A couple more examples. If you have health problems, you are waiting for test results, an operation, or having treatment with nasty side effects, that's all going to be uppermost in your mind. Anything else takes second place. Relationships, whether family, friends or partners, are fundamental. Everyone needs contact and relationships (Maslow's Triangle). When they don't work out, like health issues, it impacts on the rest of your life. So try going to work and feeling crap and having argued with a friend or a partner and trying to get through an important project. On top of that, someone else doesn't want it to go through for whatever reason. Maybe they feel crap too, or don't like the project. Maybe they just don't like you. Take family issues. Those of you with happy families are lucky. Can't say I know a lot about it. Always seems to be someone, somewhere who wants to be in charge. A bit like work.

Let's finish with relationships. Of any sort as this is probably what concerns all of us so much. I like to lecture on this topic as I am so bad at it. Do as I say and not as I do in fact. But ..... try and listen to whoever it is and ask for clarity. Make sure you really are both even discussing the same topic. If you like them/need to get on with them (ie family or work) then, don't blow up unnecessarily, shrug your shoulders, and, ask if it's worth it. How many years do you go back? And if you are really sure, then yes, move on and leave them behind.

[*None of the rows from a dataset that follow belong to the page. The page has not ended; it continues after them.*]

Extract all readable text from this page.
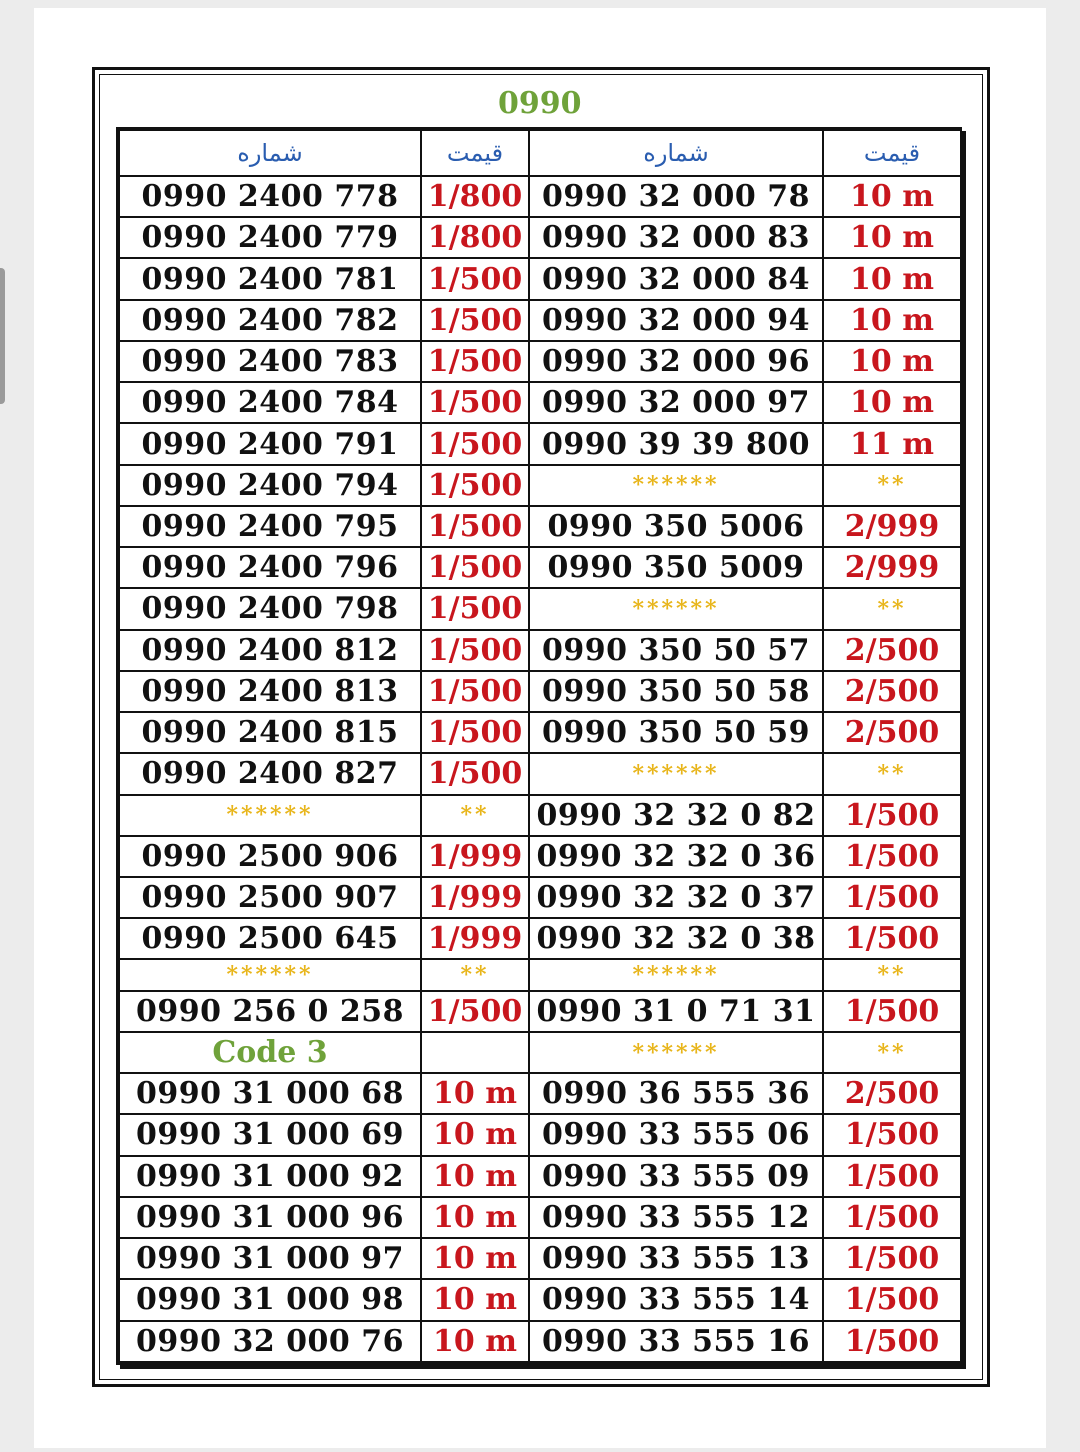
0990
شماره	قیمت	شماره	قیمت
0990 2400 778	1/800	0990 32 000 78	10 m
0990 2400 779	1/800	0990 32 000 83	10 m
0990 2400 781	1/500	0990 32 000 84	10 m
0990 2400 782	1/500	0990 32 000 94	10 m
0990 2400 783	1/500	0990 32 000 96	10 m
0990 2400 784	1/500	0990 32 000 97	10 m
0990 2400 791	1/500	0990 39 39 800	11 m
0990 2400 794	1/500	******	**
0990 2400 795	1/500	0990 350 5006	2/999
0990 2400 796	1/500	0990 350 5009	2/999
0990 2400 798	1/500	******	**
0990 2400 812	1/500	0990 350 50 57	2/500
0990 2400 813	1/500	0990 350 50 58	2/500
0990 2400 815	1/500	0990 350 50 59	2/500
0990 2400 827	1/500	******	**
******	**	0990 32 32 0 82	1/500
0990 2500 906	1/999	0990 32 32 0 36	1/500
0990 2500 907	1/999	0990 32 32 0 37	1/500
0990 2500 645	1/999	0990 32 32 0 38	1/500
******	**	******	**
0990 256 0 258	1/500	0990 31 0 71 31	1/500
Code 3		******	**
0990 31 000 68	10 m	0990 36 555 36	2/500
0990 31 000 69	10 m	0990 33 555 06	1/500
0990 31 000 92	10 m	0990 33 555 09	1/500
0990 31 000 96	10 m	0990 33 555 12	1/500
0990 31 000 97	10 m	0990 33 555 13	1/500
0990 31 000 98	10 m	0990 33 555 14	1/500
0990 32 000 76	10 m	0990 33 555 16	1/500
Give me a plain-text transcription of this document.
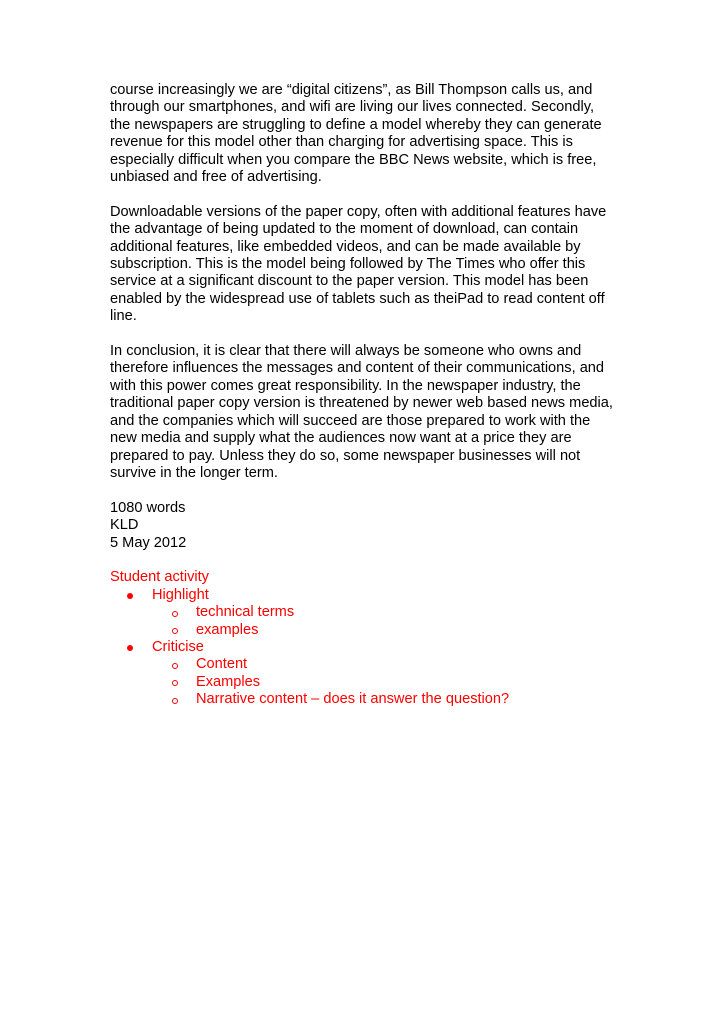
course increasingly we are “digital citizens”, as Bill Thompson calls us, and
through our smartphones, and wifi are living our lives connected. Secondly,
the newspapers are struggling to define a model whereby they can generate
revenue for this model other than charging for advertising space. This is
especially difficult when you compare the BBC News website, which is free,
unbiased and free of advertising.

Downloadable versions of the paper copy, often with additional features have
the advantage of being updated to the moment of download, can contain
additional features, like embedded videos, and can be made available by
subscription. This is the model being followed by The Times who offer this
service at a significant discount to the paper version. This model has been
enabled by the widespread use of tablets such as theiPad to read content off
line.

In conclusion, it is clear that there will always be someone who owns and
therefore influences the messages and content of their communications, and
with this power comes great responsibility. In the newspaper industry, the
traditional paper copy version is threatened by newer web based news media,
and the companies which will succeed are those prepared to work with the
new media and supply what the audiences now want at a price they are
prepared to pay. Unless they do so, some newspaper businesses will not
survive in the longer term.

1080 words
KLD
5 May 2012
Student activity
Highlight
technical terms
examples
Criticise
Content
Examples
Narrative content – does it answer the question?
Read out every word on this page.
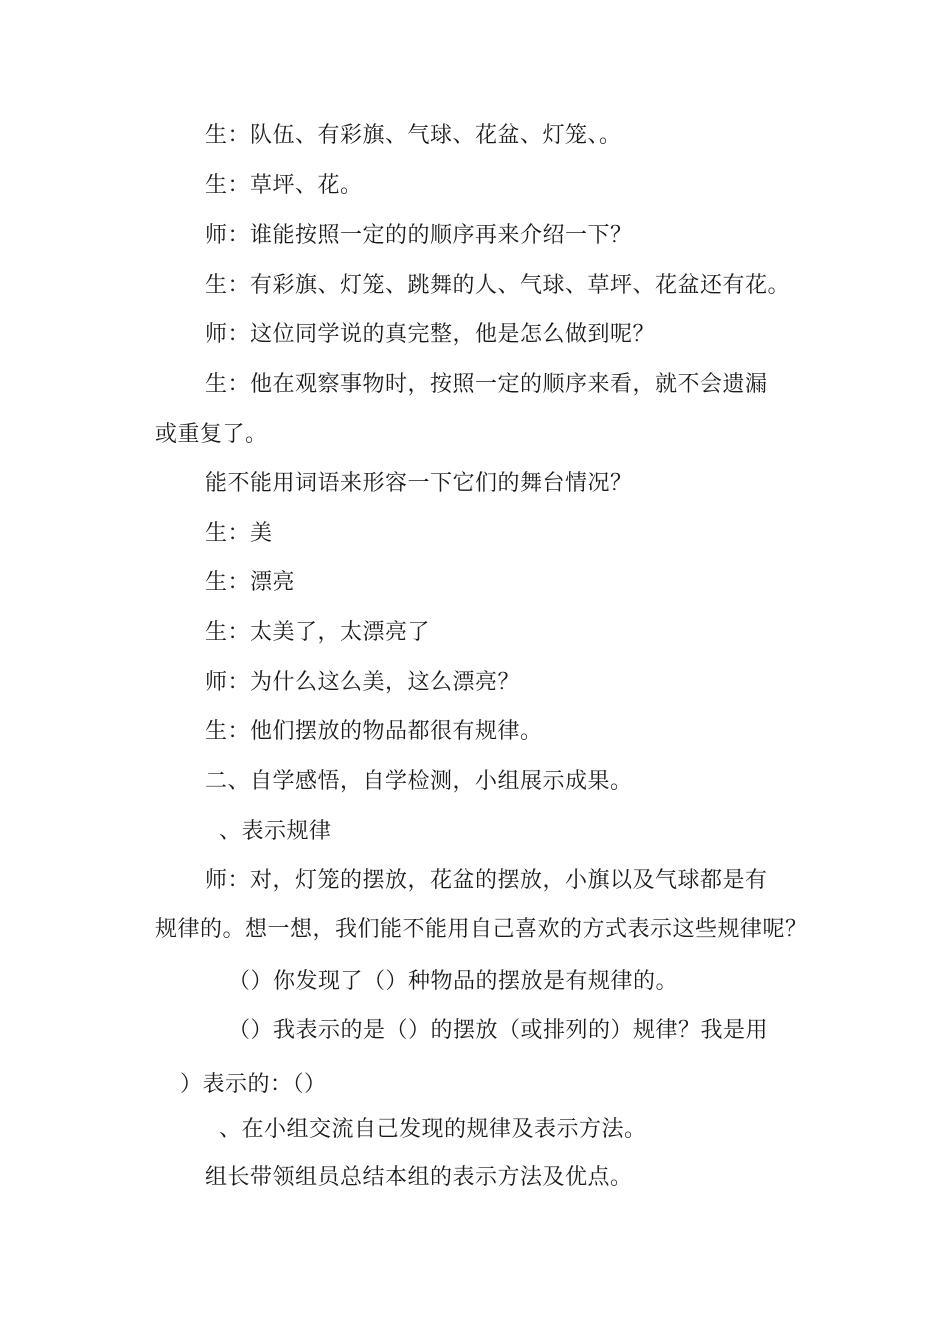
生：队伍、有彩旗、气球、花盆、灯笼、。
生：草坪、花。
师：谁能按照一定的的顺序再来介绍一下？
生：有彩旗、灯笼、跳舞的人、气球、草坪、花盆还有花。
师：这位同学说的真完整，他是怎么做到呢？
生：他在观察事物时，按照一定的顺序来看，就不会遗漏
或重复了。
能不能用词语来形容一下它们的舞台情况？
生：美
生：漂亮
生：太美了，太漂亮了
师：为什么这么美，这么漂亮？
生：他们摆放的物品都很有规律。
二、自学感悟，自学检测，小组展示成果。
、表示规律
师：对，灯笼的摆放，花盆的摆放，小旗以及气球都是有
规律的。想一想，我们能不能用自己喜欢的方式表示这些规律呢？
（）你发现了（）种物品的摆放是有规律的。
（）我表示的是（）的摆放（或排列的）规律？我是用
）表示的：（）
、在小组交流自己发现的规律及表示方法。
组长带领组员总结本组的表示方法及优点。
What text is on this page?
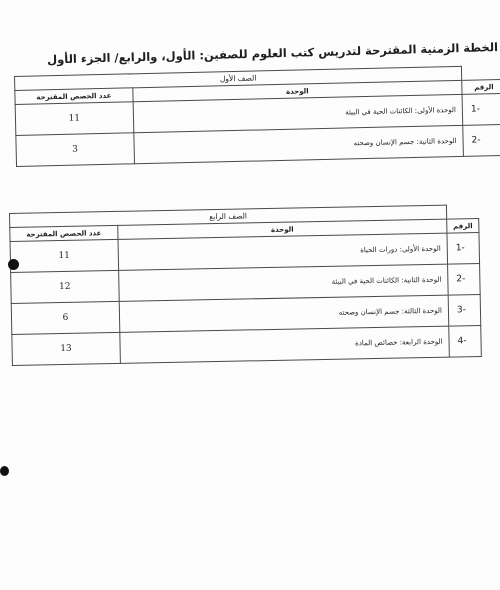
الخطة الزمنية المقترحة لتدريس كتب العلوم للصفين: الأول، والرابع/ الجزء الأول
الصف الأول		
عدد الحصص المقترحة	الوحدة	الرقم
11	الوحدة الأولى: الكائنات الحية في البيئة	1-
3	الوحدة الثانية: جسم الإنسان وصحته	2-
الصف الرابع		
عدد الحصص المقترحة	الوحدة	الرقم
11	الوحدة الأولى: دورات الحياة	1-
12	الوحدة الثانية: الكائنات الحية في البيئة	2-
6	الوحدة الثالثة: جسم الإنسان وصحته	3-
13	الوحدة الرابعة: خصائص المادة	4-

Don't burn your bridges unless you are sure though. Because each time you burn them, and later decide to rebuild them, it gets harder and harder to build that bridge back to where it was, or even anywhere near. There will come a point when you can no longer rebuild.

4 comments:

Scrappy and Pebbles said...

thank you I love your writings x

Anonymous said...

Very interesting post.
I do so agree that "need to know" is a very important issue, it does help to know why you have to say or do something, and helps with better commumication.
Another example is the Titanic, they sent out an SOS and a flare and a ship nearby ignored it, how many lives could have been saved there.
Very good post. :)

Samantha ~ Holly and Zac ~ said...

I have now had a read, I think you are right..there can be so many reasons that your life doesn't go the way you planned. Although that isn't always a bad thing.
I do believe in fate in some cases (as you know from fb) and that sometimes we are meant to meet certain people, meant to live our life a certain way, or not in some cases.
Doesn't mean it is always easy to accept the choices that seem made for us though, but on the other hand some of them turn into good ones, or good things come from them.


Like meeting new friends who live miles away. :)

Letty - A Little Girl With A Curl said...

read! and definite food for thought.

At my present emotional and tired state, it has helped to clear my brain.